Commenting more generally, John Bambenek, principal threat hunter at Netenrich, said that while the advantage of open source software and libraries is that they rapidly increase the productivity and performance of engineering efforts software, the downside is that anyone, including threat actors, can contribute code.
“While this malicious activity can be discovered quickly, it’s not as if open source software efforts have large-scale SOCs that protect their efforts from malicious code insertion,” the security expert added.
For example, just a couple of months ago, Sonatype discovered a substantial number of malicious packages in the npm and PyPI open source registries.
This week, security experts have uncovered a concerning new malicious code known as “Kekw” hidden in Python packages. Developed by experts at Ikaroa, the code has the potential to steal data and hijack crypto, making for some major ethical and financial risks to traditional software systems.
Kekw, which is written in the Python programming language, is a malicious code that is covertly injected into legitimate Python packages.

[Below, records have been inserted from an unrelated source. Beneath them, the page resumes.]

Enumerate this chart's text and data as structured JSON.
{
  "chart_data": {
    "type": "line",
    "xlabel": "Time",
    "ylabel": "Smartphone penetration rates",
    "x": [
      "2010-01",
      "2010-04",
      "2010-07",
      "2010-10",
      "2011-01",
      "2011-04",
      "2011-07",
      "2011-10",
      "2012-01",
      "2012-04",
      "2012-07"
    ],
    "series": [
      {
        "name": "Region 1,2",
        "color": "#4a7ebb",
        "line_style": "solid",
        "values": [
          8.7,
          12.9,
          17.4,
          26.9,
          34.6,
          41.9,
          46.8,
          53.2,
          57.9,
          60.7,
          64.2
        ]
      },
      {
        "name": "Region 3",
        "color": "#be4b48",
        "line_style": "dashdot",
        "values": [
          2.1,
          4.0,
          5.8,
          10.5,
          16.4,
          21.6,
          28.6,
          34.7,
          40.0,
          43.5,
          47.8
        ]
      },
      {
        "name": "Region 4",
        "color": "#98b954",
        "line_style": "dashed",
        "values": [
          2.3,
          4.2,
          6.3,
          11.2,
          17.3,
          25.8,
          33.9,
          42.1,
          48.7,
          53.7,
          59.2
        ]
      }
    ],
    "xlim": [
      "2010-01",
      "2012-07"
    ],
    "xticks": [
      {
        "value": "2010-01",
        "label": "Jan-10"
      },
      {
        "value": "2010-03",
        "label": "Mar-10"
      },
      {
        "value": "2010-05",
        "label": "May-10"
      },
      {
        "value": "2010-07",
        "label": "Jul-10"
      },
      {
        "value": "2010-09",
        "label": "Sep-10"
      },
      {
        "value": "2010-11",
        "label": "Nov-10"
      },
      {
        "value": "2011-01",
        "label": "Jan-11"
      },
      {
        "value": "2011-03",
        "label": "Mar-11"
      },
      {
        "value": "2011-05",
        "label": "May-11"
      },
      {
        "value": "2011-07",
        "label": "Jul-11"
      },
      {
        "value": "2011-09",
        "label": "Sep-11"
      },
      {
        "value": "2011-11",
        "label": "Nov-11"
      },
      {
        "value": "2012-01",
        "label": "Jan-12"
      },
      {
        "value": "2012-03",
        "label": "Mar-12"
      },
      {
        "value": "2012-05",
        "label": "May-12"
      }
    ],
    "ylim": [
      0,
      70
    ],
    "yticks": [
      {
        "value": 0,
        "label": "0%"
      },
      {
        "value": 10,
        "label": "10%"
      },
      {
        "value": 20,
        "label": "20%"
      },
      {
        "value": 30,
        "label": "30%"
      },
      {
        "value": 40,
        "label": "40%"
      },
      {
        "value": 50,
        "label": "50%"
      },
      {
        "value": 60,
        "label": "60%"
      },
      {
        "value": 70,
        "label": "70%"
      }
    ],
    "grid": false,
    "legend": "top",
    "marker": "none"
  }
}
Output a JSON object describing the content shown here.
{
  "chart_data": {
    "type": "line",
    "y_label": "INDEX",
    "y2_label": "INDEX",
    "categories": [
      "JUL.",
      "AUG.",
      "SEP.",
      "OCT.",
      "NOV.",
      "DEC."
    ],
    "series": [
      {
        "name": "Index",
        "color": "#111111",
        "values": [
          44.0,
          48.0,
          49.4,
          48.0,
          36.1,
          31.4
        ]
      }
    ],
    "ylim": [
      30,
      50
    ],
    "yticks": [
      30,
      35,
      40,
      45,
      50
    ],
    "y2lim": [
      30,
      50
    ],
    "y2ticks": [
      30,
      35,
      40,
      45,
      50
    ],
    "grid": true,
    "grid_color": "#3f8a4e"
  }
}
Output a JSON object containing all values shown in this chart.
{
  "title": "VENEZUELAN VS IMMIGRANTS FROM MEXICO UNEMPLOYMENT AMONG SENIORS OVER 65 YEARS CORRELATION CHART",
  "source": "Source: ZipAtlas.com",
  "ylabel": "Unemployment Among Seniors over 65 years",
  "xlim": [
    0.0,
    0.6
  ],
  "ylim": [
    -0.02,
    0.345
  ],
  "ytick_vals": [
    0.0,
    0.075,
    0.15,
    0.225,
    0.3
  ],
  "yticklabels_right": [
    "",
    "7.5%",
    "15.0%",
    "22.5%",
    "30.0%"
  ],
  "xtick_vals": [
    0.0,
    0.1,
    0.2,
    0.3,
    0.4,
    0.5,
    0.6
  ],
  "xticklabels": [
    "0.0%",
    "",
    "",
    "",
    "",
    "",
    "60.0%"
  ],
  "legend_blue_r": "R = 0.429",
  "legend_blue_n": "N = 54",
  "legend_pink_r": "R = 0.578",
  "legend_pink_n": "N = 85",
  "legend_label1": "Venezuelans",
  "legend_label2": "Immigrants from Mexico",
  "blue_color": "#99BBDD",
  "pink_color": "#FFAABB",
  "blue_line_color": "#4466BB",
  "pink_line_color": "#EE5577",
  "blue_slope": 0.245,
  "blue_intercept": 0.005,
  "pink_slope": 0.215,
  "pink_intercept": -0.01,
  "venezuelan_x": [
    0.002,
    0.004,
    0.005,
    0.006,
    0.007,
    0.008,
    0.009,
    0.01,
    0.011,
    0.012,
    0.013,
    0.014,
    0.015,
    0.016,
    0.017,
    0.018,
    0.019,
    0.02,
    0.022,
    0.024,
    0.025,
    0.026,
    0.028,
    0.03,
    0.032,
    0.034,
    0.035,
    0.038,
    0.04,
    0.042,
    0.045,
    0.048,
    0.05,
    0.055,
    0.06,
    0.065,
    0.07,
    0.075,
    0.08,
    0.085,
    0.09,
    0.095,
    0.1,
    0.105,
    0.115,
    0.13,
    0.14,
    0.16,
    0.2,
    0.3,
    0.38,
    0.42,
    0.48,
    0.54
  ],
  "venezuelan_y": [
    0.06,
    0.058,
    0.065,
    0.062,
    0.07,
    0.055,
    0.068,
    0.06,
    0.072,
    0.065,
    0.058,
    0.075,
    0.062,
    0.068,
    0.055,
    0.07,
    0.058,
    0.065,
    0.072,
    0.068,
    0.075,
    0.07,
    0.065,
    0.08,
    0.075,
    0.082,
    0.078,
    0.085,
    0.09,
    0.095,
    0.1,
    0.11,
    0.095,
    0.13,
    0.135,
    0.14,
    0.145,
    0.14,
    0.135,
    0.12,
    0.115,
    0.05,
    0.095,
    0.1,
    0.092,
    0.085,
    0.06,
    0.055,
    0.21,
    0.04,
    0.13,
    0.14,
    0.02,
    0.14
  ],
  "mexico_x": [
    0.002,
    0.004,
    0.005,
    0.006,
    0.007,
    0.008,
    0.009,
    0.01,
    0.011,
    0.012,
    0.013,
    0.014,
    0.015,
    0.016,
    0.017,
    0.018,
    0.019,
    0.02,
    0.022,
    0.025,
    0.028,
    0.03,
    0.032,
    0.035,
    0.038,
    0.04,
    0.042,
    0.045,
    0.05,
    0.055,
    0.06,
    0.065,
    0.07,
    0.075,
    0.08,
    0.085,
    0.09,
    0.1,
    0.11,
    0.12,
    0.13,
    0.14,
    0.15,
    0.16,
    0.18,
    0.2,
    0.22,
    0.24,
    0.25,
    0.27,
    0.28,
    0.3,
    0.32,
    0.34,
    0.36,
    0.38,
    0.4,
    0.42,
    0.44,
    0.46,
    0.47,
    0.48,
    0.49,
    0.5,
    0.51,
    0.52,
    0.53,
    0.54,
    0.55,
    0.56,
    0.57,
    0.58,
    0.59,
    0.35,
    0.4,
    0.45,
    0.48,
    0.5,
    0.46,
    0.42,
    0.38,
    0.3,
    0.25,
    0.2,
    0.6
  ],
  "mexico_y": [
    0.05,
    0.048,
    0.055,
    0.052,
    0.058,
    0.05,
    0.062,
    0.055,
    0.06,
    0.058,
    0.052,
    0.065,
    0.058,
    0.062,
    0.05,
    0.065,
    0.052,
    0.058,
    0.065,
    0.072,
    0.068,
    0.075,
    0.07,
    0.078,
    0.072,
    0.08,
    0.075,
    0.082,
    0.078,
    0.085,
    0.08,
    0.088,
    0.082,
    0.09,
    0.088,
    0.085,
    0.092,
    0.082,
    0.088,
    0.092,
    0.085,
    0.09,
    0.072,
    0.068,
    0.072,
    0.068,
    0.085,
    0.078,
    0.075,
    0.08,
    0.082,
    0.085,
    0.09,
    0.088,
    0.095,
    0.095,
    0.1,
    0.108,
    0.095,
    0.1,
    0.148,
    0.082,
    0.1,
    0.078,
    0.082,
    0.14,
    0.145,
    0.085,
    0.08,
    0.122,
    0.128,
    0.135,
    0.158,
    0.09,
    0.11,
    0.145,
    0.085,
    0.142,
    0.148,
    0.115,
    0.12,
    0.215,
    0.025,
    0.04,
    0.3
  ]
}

Once installed, it can be used to remotely control systems, allowing attackers to install and execute their own malicious programs. As data can be stolen and manipulated, owners of a system may not even be aware that their data has been intercepted or that their system has been controlled by a malicious actor.
Not only can Kekw intercept confidential data, it can also hijack crypto — the ownership of digital assets such as Bitcoin and Ethereum. As financial operations are frequently handled online today, the risks associated with Kekw extend far beyond data security to financial security as well.
As an established full stack tech company, Ikaroa is on the forefront of cybersecurity. In order to prevent Kekw from becoming widespread and damaging, Ikaroa’s team of developers and cybersecurity experts have identified the malicious code and developed a set of countermeasures.
Such countermeasures include regularly monitoring for potential malicious activities and developing a layered defense system for different tiers of development. The team at Ikaroa has also established a security-minded collaborative development process between its software development and operations teams. In this way, developers can better detect malicious codes, ultimately preventing any risk of data or financial theft.
In the long term, preventing malicious Python codes such as Kekw requires an understanding of the technology behind them. That’s why Ikaroa is committed to continued research and development of secure solutions and promising technologies. In this way, Ikaroa will be able to stay ahead of emerging malicious codes and support the safety of its partners and customers.